"Master Roger!" gasped Diccon. "This is indeed a rash venture. An Sir Mervyn find you within a five mile of the Manor there will be an arrow through you ere nightfall."

"I am more like to send an arrow through him," replied Roger fiercely. "He hath done me ill enough already, and now to crown it all he purposes to wed my betrothed. Catharine is mine, not only by her choice, but by the law of the land. She was affianced to me by King Edward himself. Have her I will, or leave my body for the crows!"

"Brave words, Master Roger, brave words!" said Diccon, shaking his head. "'Twill need more than a single sword to cross Sir Mervyn in the matter."

"Where a sword can naught avail, craft and guile must find a way," returned Roger. "List you, I have brought tidings. Edward has come to his own again. But two days since did his arms meet those of Lancaster at Barnet. The Red Rose is trampled under foot, and Warwick and Montague lie dead upon the field."

"In sooth if this be true it were news of great import."

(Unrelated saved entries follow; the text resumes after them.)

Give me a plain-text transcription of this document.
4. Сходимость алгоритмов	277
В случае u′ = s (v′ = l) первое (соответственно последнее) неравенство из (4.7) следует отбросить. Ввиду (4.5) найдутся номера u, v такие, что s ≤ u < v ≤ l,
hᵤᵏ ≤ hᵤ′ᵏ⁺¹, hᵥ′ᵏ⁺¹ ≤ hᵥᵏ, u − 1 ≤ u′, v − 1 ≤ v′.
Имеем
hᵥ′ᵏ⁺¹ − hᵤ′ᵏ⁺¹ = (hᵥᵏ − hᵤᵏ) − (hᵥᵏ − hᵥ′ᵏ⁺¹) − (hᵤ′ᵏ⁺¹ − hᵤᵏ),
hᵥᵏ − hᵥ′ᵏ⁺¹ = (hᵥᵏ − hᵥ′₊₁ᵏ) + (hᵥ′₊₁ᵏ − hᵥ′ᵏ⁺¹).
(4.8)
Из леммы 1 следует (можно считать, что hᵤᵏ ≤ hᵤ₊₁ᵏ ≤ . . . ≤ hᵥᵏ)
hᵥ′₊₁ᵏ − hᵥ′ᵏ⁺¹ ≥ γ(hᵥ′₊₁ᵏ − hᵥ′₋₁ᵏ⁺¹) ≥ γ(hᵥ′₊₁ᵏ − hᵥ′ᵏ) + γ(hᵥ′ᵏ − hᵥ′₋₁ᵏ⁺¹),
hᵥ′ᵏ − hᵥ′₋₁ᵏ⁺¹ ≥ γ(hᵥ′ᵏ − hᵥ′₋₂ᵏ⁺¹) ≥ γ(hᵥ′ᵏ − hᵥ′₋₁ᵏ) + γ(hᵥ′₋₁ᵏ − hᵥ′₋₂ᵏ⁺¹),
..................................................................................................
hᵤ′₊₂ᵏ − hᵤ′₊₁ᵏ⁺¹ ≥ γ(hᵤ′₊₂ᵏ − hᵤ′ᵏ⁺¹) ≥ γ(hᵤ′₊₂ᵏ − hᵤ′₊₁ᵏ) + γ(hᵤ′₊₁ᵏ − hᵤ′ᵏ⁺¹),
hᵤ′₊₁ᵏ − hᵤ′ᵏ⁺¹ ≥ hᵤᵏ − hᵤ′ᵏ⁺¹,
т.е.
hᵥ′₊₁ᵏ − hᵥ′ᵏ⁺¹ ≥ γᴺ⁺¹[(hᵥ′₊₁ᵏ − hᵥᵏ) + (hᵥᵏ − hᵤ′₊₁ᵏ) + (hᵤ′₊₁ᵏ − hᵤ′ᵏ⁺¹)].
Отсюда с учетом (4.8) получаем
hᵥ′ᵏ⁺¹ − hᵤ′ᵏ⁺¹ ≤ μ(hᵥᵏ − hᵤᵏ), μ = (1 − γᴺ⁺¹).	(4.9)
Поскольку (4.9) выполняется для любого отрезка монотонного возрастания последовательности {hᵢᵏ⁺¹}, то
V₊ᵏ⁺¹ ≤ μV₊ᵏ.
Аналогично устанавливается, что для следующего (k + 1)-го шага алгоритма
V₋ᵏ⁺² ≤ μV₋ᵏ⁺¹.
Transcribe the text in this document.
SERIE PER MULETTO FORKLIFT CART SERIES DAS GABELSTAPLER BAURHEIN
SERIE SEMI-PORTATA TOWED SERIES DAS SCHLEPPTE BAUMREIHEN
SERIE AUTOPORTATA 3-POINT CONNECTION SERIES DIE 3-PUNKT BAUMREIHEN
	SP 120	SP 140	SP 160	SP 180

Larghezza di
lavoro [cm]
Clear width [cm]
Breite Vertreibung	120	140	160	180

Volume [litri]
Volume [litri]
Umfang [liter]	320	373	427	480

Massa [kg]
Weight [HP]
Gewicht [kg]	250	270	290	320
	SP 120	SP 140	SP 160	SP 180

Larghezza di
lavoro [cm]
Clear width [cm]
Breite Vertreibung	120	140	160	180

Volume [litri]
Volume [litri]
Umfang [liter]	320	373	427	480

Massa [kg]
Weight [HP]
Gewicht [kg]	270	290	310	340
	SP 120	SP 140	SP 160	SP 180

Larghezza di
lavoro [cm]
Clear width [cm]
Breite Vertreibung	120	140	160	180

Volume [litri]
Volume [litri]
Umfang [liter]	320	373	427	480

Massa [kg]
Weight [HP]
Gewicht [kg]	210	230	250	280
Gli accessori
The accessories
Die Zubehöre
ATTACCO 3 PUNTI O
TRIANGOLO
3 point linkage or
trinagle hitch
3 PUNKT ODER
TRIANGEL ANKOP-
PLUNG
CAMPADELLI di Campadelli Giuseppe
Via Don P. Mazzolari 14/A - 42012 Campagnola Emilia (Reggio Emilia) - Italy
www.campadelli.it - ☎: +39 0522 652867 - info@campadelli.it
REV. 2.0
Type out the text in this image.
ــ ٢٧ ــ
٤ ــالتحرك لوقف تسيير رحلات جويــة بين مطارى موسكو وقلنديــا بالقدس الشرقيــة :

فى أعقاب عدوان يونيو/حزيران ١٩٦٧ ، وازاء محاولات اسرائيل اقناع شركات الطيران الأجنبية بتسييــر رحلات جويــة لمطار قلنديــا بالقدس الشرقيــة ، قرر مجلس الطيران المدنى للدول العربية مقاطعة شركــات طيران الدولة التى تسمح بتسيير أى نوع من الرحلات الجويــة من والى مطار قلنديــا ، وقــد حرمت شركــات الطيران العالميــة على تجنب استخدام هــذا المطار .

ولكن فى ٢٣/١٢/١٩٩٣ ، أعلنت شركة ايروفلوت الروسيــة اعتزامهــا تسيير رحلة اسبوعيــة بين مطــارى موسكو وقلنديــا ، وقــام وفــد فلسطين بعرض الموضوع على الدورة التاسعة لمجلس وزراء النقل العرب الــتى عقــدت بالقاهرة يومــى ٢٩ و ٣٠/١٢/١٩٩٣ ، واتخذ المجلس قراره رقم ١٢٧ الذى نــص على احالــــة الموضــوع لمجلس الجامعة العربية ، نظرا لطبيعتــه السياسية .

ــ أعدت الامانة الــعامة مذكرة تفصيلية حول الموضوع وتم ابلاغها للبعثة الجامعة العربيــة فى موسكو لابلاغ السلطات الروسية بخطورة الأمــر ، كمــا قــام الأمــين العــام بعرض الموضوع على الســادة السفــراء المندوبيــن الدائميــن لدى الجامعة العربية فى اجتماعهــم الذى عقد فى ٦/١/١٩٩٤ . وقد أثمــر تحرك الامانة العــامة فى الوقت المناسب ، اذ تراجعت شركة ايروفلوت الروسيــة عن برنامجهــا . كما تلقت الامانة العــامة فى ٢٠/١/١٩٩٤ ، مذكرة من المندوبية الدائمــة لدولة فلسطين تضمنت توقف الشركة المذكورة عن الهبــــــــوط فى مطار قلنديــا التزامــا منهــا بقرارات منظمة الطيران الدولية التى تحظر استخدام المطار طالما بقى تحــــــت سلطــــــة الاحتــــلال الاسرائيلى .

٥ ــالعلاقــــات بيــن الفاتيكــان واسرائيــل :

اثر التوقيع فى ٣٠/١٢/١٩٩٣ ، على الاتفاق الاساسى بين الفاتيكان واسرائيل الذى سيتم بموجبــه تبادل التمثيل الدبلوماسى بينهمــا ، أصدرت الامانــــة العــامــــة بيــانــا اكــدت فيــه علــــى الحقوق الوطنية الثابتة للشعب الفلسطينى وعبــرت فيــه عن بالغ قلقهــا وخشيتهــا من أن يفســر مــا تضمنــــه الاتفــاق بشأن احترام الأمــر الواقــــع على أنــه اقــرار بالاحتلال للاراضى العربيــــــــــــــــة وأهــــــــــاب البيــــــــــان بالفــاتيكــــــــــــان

"I met one who carried a letter from my lord of Gloucester. He rode to gather the supporters of York in the West. Margaret the Queen hath landed at Weymouth, and is calling the men of Devon and Cornwall to the standard of the red rose. I hied me in all haste to my lord of Norfolk, and he hath given me a band of stout fellows that are even now hid under the brushwood yonder. An I can surprise Sir Mervyn ere he hears that the emblem of Lancaster is raised in the west it will strike a blow for York in Somerset, and moreover I shall win me my bride. I must myself to the Manor. I would see how it is garrisoned, and convey a message to Catharine alone."

"You are a dead man first!" exclaimed Diccon. "This were folly, Master Roger. A lion's den were safer than the Manor."

"None shall pierce my disguise if you, good Diccon, will but aid to trick me out for the part I fain would play. I wot I could count on your faith!"

"To the last drop of my blood. Yet it is a rash venture, and one that ill pleases me," replied the old man sadly.

Late that same afternoon the golden shafts of the warm spring sunshine were finding their way through the narrow windows of an upper room in the Manor. The house in those days was but a quarter of its present size; it was strongly fortified, and bore more resemblance to a medieval keep than to the Tudor mansion of later times. Strength and defence had been considered before beauty and elegance, and there was little even of comfort to be found inside the stern, forbidding walls. In the apartment in question some rude attempt had been made to render things more habitable than in the rest of the grim establishment. A few pieces of tapestry covered the rough masonry, and the floor was strewn with fresh rushes. On a carved wooden bench by the window sat a fair and beautiful girl of seventeen, who was occupying herself with a piece of needlework, and talking earnestly meanwhile to her attendant, a maiden of her own age, busy also with her tambour frame.